Il se tourna vers le flic, alors que le chat s’approchait de sa coupelle de lait vide.

— Que va-t-il se passer pour Sylvie ? Quand ? Quand pourrai-je récupérer son corps ?

— Je vais veiller à ce que l’institut médicolégal et les pompes funèbres s’occupent de tout.

— Retourne auprès de ta femme, elle vient de perdre son bébé. Je te remercie, mais ça va aller…

— Non, ça ne va pas aller.

— Et puis, tu as du travail, tu…

Vic soupira.

— Je vais sans doute être viré de l’enquête. Ils sont descendus à la cave, ils ont vu les phrases, sur les murs. La manière dont tu décrivais les victimes, cette histoire de défaut de pellicule… J’ai raconté que je t’avais tout expliqué, même les infos confidentielles. Pour te protéger.

— Quoi ? Mais…

— Je t’ai couvert pour tous les détails. Les scènes de crime, les suppositions, les avancées de l’affaire. Tout. Avec les notes sur les murs, c’était le seul moyen de ne pas faire de toi un complice de l’assassin. Le commandant m’avait déjà donné un avertissement, parce que… j’avais envoyé des photos à un ami médecin… Pour moi, c’est quasiment fini, je ne vais pas faire de vieux os à la première division, ni même dans la police.

— Je… Je suis désolé de t’avoir mis dans cette situation. Avec Siriel, puis maintenant…

— Merci à toi de n’avoir rien lâché pendant l’interrogatoire.

— Pas compliqué, ils me prennent vraiment pour un taré.

Vic serra les mâchoires.

— Siriel savait. Il connaissait l’identité de l’assassin, il possédait un film qui aurait sans doute répondu à toutes nos interrogations. Cet homme, c’était le mal incarné.

Stéphane esquissa un sourire triste.

— On est liés maintenant, dans… le malheur.

Il jeta un regard distrait vers son portable qui vibrait. Un nom : « Duval ».

— Mon ami physicien… La dixième fois qu’il appelle, peut-être.

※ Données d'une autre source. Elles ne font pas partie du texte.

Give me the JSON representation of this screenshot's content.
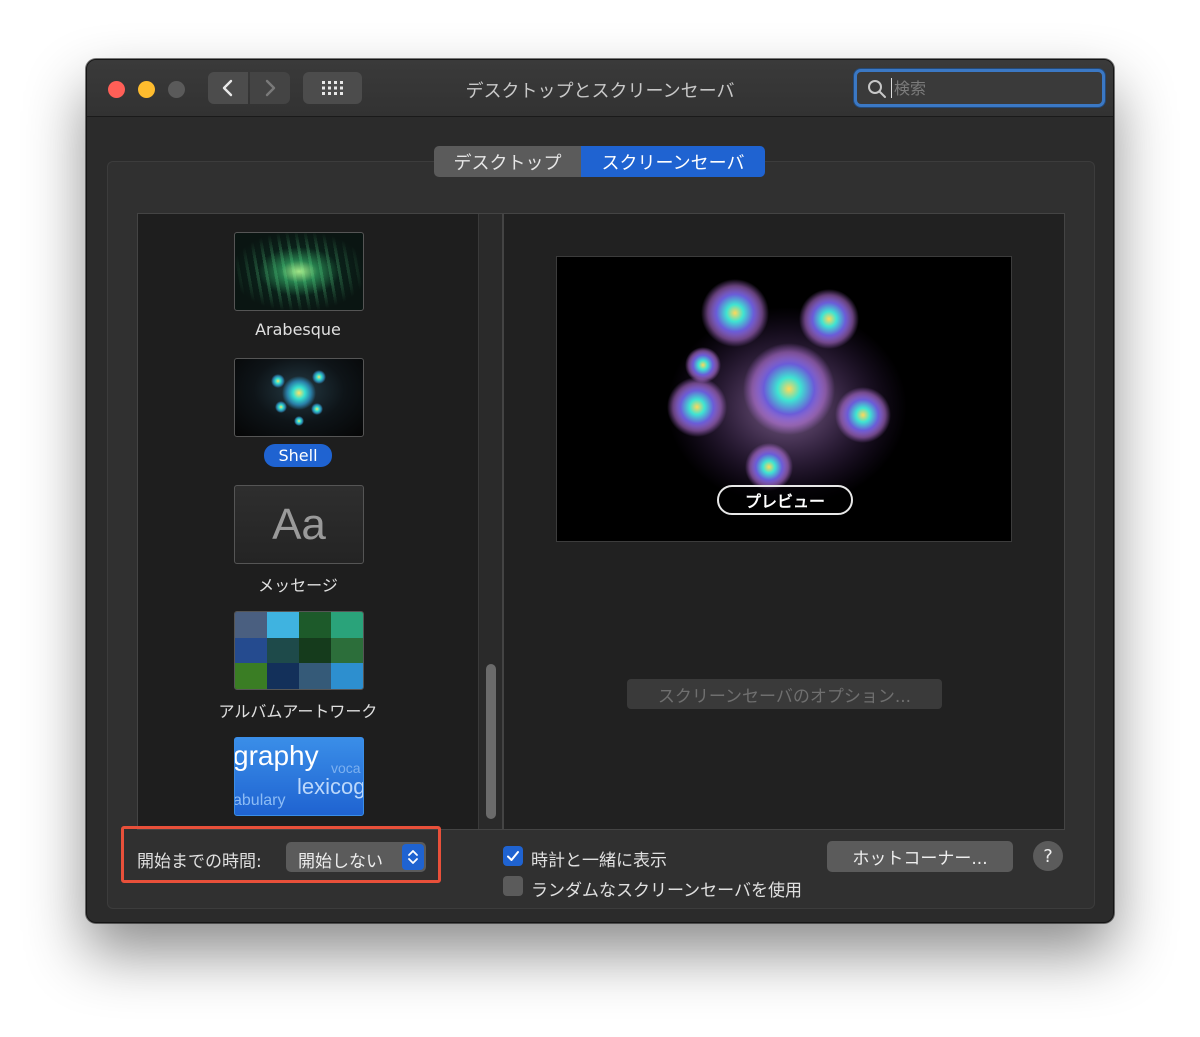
{
  "window": {
    "title": "デスクトップとスクリーンセーバ"
  },
  "search": {
    "placeholder": "検索"
  },
  "tabs": [
    {
      "label": "デスクトップ",
      "selected": false
    },
    {
      "label": "スクリーンセーバ",
      "selected": true
    }
  ],
  "screensavers": [
    {
      "label": "Arabesque",
      "selected": false
    },
    {
      "label": "Shell",
      "selected": true
    },
    {
      "label": "メッセージ",
      "selected": false,
      "thumb_text": "Aa"
    },
    {
      "label": "アルバムアートワーク",
      "selected": false
    },
    {
      "label": "",
      "selected": false,
      "thumb_words": [
        "graphy",
        "lexicog",
        "abulary",
        "voca"
      ]
    }
  ],
  "preview": {
    "button_label": "プレビュー"
  },
  "options_button": {
    "label": "スクリーンセーバのオプション..."
  },
  "start_after": {
    "label": "開始までの時間:",
    "value": "開始しない"
  },
  "show_clock": {
    "label": "時計と一緒に表示",
    "checked": true
  },
  "random": {
    "label": "ランダムなスクリーンセーバを使用",
    "checked": false
  },
  "hot_corners": {
    "label": "ホットコーナー..."
  },
  "help": {
    "label": "?"
  },
  "colors": {
    "accent": "#1f63d1",
    "highlight_box": "#e8503a",
    "close": "#ff5f57",
    "minimize": "#febc2e"
  }
}
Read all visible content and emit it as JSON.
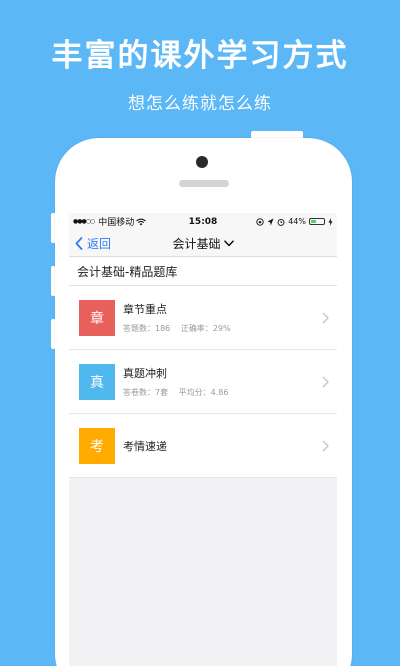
{
  "promo": {
    "headline": "丰富的课外学习方式",
    "subline": "想怎么练就怎么练"
  },
  "status_bar": {
    "carrier": "中国移动",
    "time": "15:08",
    "battery": "44%",
    "battery_level": 0.44
  },
  "nav": {
    "back_label": "返回",
    "title": "会计基础"
  },
  "section_title": "会计基础-精品题库",
  "items": [
    {
      "tile": "章",
      "title": "章节重点",
      "stat1": "答题数：186",
      "stat2": "正确率：29%",
      "color": "#e8605c"
    },
    {
      "tile": "真",
      "title": "真题冲刺",
      "stat1": "答卷数：7套",
      "stat2": "平均分：4.86",
      "color": "#4fb9ee"
    },
    {
      "tile": "考",
      "title": "考情速递",
      "stat1": "",
      "stat2": "",
      "color": "#ffab00"
    }
  ],
  "colors": {
    "background": "#5bb7f5",
    "accent": "#2f7cf6"
  }
}
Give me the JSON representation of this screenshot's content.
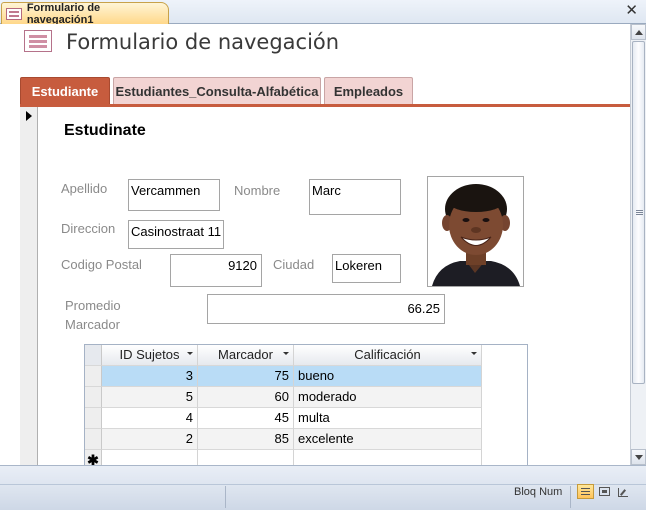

Sans doute a-t-il gagné au loto. Ils étaient deux, d’après la radio. Tout ça est tellement ironique. Et maintenant, laisse-moi seul. J’ai… J’ai besoin de faire le vide. J’ai tué ma femme… Je n’ai rien pu faire pour la sauver.

61. JEUDI 10 MAI, 10 H12

Elle était morte. Bel et bien morte. Ce n’était plus seulement un cauchemar. Rien ne la ramènerait. Jamais. Comment survivre à cette souffrance ?

Assis sur les marches du perron avec des feuilles et un stylo, mais incapable de rien écrire, Stéphane avait l’impression qu’il commençait à peine à réaliser ce qui était arrivé. Il laissa le soleil réchauffer son visage, ce qui lui fit un bien immense. Puis il se leva et s’avança dans ce vaste domaine, où les oiseaux chantaient, les arbres bruissaient. Le printemps était magnifique aujourd’hui. Il s’éloigna, dans Lamorlaye, le long des paddocks ombragés, entre le bleu du ciel, le vert des feuilles et le rouge de la terre. Des enfants prenaient des leçons d’équitation, bien droits sur leur monture. Il songea brutalement à Mélinda, la petite fille de Méry-sur-Oise.

Il regarda sa montre, puis fouilla dans ses poches. Plus de carnet de rêves. Brûlé chez Siriel, avait expliqué Vic. Il serra les poings, ferma les yeux et tenta de se souvenir, à demi abruti par les cachets, par l’alcool. Dans son deuxième songe, il roulait en direction de Sceaux, l’avis de recherche passait alors à la radio, le soleil déclinait, la lune escaladait la voûte céleste. Il devait être 19h 00,19h 30. Restait donc grand maximum sept ou huit heures avant le flash radio. Peut-être était-il déjà trop tard.